"Were our founding fathers here, they would surely look on Iraq with horror and judge that the nation they created had fundamentally lost its way. If the war in Iraq leads the United States to return to its traditional, restrained grand strategy, then perhaps the whole experience will not have been in vain.
Either way, the Iraq syndrome is coming. We need to be prepared for the divisiveness, vitriol, self-doubt and recrimination that will be its symptoms. They will be the defining legacy of the Bush administration and neoconservatism's parting gift to America," - Christopher J. Fettweis, an assistant professor of national-security affairs at the U.S. Naval War College.
"Reader Brett Conner, who sent word of this, writes: 'One of the reasons I left the military was being stabbed in the back by our fellow countrymen.

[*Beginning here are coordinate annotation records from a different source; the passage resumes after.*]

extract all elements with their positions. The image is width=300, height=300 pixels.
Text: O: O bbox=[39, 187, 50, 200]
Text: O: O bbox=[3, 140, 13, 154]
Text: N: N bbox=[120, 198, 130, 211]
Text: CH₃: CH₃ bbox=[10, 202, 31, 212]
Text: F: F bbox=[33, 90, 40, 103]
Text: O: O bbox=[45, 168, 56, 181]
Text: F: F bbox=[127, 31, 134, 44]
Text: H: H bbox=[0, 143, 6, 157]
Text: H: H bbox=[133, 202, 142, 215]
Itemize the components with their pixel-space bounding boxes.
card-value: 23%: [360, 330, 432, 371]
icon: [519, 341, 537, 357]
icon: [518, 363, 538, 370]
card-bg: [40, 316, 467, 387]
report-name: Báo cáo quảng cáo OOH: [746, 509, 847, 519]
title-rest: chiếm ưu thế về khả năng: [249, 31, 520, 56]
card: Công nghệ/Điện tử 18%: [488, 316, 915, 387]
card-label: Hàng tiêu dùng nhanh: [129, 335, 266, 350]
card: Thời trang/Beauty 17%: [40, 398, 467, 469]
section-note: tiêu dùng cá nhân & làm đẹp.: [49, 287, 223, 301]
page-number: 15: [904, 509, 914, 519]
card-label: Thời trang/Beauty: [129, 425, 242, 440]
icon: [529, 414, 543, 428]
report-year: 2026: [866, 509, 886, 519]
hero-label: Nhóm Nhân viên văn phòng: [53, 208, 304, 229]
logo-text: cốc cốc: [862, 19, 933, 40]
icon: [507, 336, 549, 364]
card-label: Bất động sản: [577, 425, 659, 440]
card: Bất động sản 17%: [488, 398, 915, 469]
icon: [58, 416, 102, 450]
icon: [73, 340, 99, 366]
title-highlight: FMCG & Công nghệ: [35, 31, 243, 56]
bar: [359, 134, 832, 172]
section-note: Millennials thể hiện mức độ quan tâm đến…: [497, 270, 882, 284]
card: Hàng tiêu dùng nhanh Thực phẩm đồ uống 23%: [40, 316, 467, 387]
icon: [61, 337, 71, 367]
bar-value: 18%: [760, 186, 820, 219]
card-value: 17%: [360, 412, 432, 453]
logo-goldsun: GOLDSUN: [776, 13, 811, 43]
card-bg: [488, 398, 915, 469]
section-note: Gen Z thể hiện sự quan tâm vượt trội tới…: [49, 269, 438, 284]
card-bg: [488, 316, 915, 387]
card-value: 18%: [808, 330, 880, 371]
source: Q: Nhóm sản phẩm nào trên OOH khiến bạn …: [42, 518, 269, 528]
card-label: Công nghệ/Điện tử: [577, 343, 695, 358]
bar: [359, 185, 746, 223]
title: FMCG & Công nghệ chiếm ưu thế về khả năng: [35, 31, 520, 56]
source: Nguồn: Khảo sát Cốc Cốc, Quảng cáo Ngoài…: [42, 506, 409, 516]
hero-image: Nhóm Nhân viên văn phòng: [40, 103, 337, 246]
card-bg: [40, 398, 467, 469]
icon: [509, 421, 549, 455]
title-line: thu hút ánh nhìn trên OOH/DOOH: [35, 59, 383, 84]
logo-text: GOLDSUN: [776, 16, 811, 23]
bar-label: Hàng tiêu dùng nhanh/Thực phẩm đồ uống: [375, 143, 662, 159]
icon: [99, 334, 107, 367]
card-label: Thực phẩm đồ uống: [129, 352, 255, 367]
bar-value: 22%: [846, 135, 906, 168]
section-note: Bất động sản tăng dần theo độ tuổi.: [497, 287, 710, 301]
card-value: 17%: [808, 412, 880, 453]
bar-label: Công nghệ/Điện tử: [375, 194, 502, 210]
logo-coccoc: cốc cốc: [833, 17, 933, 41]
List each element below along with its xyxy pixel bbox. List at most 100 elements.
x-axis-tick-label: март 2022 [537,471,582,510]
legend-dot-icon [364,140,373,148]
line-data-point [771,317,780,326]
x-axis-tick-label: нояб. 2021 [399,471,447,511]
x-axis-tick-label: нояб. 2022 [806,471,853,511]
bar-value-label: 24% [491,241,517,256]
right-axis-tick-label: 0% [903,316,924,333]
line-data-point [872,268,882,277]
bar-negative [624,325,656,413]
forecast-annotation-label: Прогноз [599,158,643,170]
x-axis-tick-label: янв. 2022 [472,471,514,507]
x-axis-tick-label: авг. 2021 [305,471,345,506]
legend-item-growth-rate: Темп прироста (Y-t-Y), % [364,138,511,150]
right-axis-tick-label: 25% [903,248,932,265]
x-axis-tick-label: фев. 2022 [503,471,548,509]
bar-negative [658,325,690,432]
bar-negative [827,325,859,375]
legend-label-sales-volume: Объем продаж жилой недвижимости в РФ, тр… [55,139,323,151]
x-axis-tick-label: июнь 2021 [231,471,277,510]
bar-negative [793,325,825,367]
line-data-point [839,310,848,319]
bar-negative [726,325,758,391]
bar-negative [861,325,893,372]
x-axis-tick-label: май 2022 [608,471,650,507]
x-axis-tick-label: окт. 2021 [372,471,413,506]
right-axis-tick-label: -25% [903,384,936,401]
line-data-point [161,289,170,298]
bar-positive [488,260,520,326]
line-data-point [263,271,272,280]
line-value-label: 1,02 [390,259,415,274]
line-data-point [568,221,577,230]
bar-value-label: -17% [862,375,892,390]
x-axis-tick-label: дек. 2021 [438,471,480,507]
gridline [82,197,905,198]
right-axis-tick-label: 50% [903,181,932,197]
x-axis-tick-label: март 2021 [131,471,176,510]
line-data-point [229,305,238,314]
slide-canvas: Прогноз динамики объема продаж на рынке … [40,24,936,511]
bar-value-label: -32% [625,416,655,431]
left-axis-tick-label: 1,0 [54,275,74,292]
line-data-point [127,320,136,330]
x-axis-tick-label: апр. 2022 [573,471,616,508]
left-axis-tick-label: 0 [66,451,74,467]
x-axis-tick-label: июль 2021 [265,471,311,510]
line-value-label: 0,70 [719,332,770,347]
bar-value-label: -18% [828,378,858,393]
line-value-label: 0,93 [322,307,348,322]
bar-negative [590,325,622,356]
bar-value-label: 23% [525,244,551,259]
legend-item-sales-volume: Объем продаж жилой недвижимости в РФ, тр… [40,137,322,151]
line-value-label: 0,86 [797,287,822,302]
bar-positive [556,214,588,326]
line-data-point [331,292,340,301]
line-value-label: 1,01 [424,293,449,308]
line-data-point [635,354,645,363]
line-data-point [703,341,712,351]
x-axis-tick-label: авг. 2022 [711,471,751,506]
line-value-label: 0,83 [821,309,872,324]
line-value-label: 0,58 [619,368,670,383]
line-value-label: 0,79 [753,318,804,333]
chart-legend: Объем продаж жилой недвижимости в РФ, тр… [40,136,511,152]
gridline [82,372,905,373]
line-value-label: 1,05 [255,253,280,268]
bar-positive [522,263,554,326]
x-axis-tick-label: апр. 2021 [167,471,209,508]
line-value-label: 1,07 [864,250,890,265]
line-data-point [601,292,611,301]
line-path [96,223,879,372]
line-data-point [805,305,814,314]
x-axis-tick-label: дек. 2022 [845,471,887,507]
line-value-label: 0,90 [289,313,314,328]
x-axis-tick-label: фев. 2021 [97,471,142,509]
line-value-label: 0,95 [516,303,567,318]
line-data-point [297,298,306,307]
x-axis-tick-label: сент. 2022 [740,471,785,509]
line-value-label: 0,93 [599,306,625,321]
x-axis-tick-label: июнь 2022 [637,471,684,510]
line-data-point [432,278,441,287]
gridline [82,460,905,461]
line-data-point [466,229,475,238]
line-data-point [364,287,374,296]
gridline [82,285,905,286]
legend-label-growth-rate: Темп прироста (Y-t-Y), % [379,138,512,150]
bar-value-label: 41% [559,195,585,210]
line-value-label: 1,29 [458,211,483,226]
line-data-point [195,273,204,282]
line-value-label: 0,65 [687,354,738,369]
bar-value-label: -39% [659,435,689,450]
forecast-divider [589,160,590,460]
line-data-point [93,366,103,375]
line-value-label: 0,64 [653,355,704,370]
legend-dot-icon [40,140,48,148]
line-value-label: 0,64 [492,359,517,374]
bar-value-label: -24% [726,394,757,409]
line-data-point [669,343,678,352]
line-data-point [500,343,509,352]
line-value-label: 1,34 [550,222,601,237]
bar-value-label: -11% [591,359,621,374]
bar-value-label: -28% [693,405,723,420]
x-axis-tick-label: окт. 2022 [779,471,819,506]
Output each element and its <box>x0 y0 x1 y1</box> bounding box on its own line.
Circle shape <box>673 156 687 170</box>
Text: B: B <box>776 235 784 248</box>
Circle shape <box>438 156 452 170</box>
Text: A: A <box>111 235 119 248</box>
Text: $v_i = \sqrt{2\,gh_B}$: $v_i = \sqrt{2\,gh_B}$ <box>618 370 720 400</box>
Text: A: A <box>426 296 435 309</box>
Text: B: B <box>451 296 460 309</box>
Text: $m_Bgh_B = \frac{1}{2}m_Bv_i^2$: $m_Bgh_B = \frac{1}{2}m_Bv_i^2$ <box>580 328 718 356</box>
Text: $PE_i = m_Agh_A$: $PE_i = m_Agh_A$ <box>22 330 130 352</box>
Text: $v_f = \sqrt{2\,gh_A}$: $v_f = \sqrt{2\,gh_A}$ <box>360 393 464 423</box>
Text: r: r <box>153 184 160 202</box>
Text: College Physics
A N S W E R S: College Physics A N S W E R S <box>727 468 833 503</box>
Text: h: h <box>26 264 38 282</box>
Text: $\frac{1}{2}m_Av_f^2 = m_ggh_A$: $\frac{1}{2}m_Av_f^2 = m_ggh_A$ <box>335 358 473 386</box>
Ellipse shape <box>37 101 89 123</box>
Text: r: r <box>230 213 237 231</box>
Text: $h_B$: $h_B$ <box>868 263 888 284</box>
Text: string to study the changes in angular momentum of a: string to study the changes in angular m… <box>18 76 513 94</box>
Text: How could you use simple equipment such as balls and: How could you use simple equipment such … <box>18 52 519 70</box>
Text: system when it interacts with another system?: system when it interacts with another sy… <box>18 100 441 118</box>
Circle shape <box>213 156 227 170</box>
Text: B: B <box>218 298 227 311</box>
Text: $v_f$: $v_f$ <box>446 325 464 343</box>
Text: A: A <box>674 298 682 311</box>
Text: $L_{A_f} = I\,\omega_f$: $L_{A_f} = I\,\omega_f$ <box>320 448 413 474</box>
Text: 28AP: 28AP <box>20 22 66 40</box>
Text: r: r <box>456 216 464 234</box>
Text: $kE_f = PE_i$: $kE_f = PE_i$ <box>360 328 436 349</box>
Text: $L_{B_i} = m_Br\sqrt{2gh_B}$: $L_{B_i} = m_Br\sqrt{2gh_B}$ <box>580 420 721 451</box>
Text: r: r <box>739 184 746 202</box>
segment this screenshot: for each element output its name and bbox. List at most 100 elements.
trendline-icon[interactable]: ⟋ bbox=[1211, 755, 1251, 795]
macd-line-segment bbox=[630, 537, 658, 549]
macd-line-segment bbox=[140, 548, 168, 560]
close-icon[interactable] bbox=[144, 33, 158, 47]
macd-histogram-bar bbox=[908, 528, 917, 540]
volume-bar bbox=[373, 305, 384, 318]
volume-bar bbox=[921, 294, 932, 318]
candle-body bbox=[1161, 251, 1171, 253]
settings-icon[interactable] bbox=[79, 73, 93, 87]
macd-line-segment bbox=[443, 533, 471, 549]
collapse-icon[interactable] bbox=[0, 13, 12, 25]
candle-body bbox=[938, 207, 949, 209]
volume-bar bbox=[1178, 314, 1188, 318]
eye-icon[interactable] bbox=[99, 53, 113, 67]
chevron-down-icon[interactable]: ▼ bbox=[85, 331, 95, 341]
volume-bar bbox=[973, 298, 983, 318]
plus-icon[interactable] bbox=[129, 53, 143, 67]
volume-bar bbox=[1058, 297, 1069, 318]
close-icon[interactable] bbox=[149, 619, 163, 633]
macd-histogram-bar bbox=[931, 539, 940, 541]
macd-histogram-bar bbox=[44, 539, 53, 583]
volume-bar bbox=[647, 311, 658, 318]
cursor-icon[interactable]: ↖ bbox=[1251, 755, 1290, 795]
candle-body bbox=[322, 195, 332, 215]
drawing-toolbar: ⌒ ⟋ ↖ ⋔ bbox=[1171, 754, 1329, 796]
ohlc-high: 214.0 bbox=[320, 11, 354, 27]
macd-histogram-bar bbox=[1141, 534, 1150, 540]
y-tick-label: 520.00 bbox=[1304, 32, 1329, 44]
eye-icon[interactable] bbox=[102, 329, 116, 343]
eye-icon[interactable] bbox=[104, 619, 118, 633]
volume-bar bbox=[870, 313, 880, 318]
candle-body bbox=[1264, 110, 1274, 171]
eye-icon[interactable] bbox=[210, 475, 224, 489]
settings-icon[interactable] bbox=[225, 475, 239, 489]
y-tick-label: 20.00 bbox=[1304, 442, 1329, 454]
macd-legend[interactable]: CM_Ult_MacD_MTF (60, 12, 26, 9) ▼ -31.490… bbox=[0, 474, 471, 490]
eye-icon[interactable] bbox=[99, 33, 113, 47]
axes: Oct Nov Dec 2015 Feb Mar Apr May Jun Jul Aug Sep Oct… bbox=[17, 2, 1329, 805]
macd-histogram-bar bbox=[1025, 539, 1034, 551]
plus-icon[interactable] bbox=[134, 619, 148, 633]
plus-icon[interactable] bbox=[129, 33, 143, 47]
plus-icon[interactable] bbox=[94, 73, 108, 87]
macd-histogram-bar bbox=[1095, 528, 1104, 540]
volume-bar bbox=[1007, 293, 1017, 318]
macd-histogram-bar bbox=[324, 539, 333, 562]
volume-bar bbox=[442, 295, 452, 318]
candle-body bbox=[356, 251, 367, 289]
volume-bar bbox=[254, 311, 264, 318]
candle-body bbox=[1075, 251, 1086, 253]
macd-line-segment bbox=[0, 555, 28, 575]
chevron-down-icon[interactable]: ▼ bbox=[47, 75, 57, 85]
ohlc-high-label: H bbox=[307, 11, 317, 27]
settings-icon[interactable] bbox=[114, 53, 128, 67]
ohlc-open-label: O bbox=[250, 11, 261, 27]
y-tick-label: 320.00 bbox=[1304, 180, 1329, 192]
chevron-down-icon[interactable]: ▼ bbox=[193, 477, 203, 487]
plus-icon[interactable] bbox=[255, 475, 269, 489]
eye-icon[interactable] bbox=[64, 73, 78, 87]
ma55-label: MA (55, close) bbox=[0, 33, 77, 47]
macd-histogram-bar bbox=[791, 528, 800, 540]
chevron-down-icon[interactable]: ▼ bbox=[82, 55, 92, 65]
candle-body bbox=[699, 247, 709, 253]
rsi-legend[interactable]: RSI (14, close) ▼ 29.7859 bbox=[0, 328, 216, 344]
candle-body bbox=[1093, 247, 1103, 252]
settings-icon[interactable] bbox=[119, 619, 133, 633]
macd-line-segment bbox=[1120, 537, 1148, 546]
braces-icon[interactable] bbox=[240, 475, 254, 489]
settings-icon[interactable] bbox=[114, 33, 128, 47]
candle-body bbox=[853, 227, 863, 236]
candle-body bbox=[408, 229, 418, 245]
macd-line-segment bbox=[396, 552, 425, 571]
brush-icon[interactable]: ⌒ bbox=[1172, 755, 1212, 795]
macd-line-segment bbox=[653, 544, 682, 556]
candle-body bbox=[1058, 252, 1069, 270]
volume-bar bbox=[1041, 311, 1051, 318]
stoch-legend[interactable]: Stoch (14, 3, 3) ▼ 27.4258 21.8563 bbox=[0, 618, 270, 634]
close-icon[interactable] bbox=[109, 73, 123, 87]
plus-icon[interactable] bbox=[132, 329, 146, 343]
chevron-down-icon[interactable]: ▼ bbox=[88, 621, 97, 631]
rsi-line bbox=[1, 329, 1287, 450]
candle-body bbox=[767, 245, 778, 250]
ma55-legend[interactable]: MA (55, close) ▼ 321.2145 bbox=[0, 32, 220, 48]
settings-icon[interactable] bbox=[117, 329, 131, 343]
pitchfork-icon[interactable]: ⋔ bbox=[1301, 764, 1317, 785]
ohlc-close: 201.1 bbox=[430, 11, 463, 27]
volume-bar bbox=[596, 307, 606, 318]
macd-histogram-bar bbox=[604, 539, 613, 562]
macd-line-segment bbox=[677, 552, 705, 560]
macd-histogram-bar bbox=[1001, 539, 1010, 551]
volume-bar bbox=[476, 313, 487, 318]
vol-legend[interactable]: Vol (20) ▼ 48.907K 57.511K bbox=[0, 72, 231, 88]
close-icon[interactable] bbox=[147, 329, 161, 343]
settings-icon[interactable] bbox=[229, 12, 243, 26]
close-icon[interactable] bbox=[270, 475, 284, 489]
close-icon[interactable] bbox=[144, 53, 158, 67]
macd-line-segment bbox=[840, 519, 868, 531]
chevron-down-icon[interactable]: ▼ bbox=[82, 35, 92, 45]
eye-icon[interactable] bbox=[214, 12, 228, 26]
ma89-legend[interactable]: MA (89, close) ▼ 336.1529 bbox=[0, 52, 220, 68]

It happened to my father in Vietnam, and I didn't want to continue living through the same experience.' I'm afraid a lot of people will view Harry Reid's statement that way. Of course, some folks like the way the Vietnam War turned out," - Glenn Reynolds, dress-rehearsing the "stab-in-the-back" canard he will surely use to scapegoat, rather than understand, the total failure of the president he voted for twice.
The pro-war right is surely not going to take defeat in Iraq or at home gently. If we withdraw from Iraq in the next year, and a terror attack occurs in the U.S., regardless of its provenance, watch Giuliani blame the Democrats and try to win the election on a classic "we-were-stabbed-in-the-back-we need-a-strong-leader" message. The constitutional dangers of such a move are, of course, grave. I can indeed see a scenario in which a classic fascist-style appeal to wounded nationalism - combined with a call to suspend constitutional protections in favor of a presidential protectorate and a Weimar-style "stab-in-the-back" smear against the MSM - will become the mantra of the Southern-dominated GOP in the next election. If you can't see it coming, you don't know who they are.